We found that restrainer attributes to performance fell into the six categories of attributes as shown below:
- Leadership – 14%
- Capability – 6%
- Motivation – 8%
- Process – 19%
- Resources – 39%
- Environment – 14%
Oh, by the way…Training Programs fell under Capability at only 6%.
- In other words, Knowledge & Skills ain’t the predicament!
Performance Support and underlying Collaboration Technology fell under Resources at 39%.
- Smacks of satisfying Moments of Need at Point-of-Work…being somewhat of a predicament.
Coaching, Mentoring & Peer-to-Peer Networking fell across Leadership, Motivation & Environment at a combined 36%.
- Managers play a HUGE onboarding role in coaching and mentoring, or at a minimum pairing up a newbie with a SME…another “predicament” impacting competent performance.
Back to the Article & Validation
The ATD article talked about how we need to “transition training and learning from a “managing hands world” to a “managing minds world”. And managers will be at the center.” [Emphasis mine…] Notice they did NOT say L&D would be at the center.
The article continues… ”Training and learning are no longer the primary responsibility of someone else, such as the L&D department.
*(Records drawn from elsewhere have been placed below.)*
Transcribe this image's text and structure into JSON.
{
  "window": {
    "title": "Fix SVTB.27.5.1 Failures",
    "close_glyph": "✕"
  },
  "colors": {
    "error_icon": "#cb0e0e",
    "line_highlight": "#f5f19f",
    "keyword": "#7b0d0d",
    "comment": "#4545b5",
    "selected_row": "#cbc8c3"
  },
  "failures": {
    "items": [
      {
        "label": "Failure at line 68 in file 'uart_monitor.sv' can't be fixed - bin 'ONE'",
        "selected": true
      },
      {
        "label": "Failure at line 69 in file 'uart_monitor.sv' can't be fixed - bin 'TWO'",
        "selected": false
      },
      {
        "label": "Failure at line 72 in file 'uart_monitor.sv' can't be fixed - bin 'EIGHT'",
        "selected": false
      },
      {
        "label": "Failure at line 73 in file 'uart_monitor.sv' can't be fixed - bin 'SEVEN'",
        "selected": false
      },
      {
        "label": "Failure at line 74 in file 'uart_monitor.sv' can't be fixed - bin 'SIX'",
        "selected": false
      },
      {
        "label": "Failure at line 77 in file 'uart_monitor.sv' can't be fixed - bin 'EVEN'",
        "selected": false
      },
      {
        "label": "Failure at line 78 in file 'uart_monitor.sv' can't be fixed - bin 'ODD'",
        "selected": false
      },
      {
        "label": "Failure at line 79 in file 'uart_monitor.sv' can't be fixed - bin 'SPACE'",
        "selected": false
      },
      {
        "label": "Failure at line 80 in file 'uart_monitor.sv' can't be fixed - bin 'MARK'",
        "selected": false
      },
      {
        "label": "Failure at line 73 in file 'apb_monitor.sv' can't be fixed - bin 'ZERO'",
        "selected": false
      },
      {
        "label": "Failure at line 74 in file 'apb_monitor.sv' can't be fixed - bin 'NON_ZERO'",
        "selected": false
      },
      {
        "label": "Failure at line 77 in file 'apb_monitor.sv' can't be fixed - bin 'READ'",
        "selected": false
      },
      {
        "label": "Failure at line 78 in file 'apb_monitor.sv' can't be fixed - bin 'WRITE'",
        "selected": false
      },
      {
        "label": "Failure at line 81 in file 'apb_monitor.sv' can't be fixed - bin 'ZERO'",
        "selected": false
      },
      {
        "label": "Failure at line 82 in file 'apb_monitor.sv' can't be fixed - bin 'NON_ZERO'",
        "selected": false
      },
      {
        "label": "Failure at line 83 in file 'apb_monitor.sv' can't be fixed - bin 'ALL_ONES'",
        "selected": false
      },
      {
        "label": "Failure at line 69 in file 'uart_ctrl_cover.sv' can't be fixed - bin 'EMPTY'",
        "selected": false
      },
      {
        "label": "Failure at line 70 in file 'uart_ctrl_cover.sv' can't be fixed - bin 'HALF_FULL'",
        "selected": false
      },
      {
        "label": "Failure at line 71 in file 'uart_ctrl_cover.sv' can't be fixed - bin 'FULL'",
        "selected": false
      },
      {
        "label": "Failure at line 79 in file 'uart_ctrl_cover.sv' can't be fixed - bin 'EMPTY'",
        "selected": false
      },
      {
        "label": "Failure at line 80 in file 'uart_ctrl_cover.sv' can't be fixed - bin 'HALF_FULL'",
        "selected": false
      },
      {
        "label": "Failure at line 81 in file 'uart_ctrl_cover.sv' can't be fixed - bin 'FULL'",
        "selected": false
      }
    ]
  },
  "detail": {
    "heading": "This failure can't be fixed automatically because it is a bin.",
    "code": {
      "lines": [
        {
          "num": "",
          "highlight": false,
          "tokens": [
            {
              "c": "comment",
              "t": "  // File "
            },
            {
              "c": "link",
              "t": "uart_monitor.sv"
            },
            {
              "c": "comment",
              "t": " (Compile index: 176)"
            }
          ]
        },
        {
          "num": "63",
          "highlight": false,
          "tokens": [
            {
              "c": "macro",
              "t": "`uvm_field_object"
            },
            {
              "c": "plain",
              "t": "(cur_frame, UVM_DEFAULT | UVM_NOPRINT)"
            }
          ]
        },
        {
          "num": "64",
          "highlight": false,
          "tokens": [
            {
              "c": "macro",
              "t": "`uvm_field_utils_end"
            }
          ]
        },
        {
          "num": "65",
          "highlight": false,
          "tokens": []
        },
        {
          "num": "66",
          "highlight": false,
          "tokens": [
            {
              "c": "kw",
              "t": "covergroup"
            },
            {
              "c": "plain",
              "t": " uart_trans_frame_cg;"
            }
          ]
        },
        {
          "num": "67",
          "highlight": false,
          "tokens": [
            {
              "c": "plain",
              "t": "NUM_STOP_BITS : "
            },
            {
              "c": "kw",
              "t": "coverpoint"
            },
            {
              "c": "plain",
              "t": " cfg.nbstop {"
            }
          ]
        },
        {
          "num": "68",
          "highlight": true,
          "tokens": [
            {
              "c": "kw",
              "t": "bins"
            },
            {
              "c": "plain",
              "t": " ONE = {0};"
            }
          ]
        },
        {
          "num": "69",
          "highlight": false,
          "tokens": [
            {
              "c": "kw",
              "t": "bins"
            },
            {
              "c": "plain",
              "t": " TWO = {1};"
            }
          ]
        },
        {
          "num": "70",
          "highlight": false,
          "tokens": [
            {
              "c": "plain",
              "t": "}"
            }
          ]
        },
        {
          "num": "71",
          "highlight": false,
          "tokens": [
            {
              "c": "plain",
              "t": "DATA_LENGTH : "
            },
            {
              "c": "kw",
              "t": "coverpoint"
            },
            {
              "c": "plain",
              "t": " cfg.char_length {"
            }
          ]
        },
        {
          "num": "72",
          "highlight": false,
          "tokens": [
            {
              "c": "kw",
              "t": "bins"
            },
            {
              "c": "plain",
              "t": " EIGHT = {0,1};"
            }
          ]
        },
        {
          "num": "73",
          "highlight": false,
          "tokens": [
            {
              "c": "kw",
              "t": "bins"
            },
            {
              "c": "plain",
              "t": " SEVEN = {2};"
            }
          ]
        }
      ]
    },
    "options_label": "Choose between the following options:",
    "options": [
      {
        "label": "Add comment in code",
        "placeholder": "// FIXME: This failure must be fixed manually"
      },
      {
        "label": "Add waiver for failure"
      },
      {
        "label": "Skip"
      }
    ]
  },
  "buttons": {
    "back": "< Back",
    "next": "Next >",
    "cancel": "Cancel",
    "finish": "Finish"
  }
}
The primary role managers will have will be helping people continuously learn, equipping them with the tools and technology they need, empowering them to work together, constantly collaborating, openly communicating, and figuring out what they need to know, and know how to do it so quickly and effectively. Managing minds is now their responsibility and they will need to rethink and relearn what to do.”
Sounds a lot like coaching and mentoring and collaboration among supervisors and peers doesn’t it?
And they wrap up with…”The only certainty about the future from here on out is that it won’t resemble the past. We no longer have the luxury of time to define, design, develop, deliver, manage, and measure formal courses. Survival will require people who can navigate a rapidly changing maze of policies, procedures, products, and services at high speed. They need to find their own curriculum and courses, figure out an appropriate way to learn, and get on with it. It’s cliché to say it, but employees will have to learn how to learn in this new environment.”
It feels good to have diagnostic findings validated. It feels even better to be able to put proof on the table in front of non-believers of the performance paradigm that “training ain’t the solution!”
Fear not long-time L&Ders, our jobs are safe…for the moment…but I’d be doing a disservice to my profession by not re-emphasizing that…we no longer have the luxury of time to define, design, develop, deliver, manage, and measure formal courses.
We…L&D…are in a predicament because we don’t actively seek out predicaments. We cannot see them looking through the “wrong end of the telescope”. We don’t design solutions for predicaments…to be more precise…performance predicaments. And that, my friends, IS a predicament!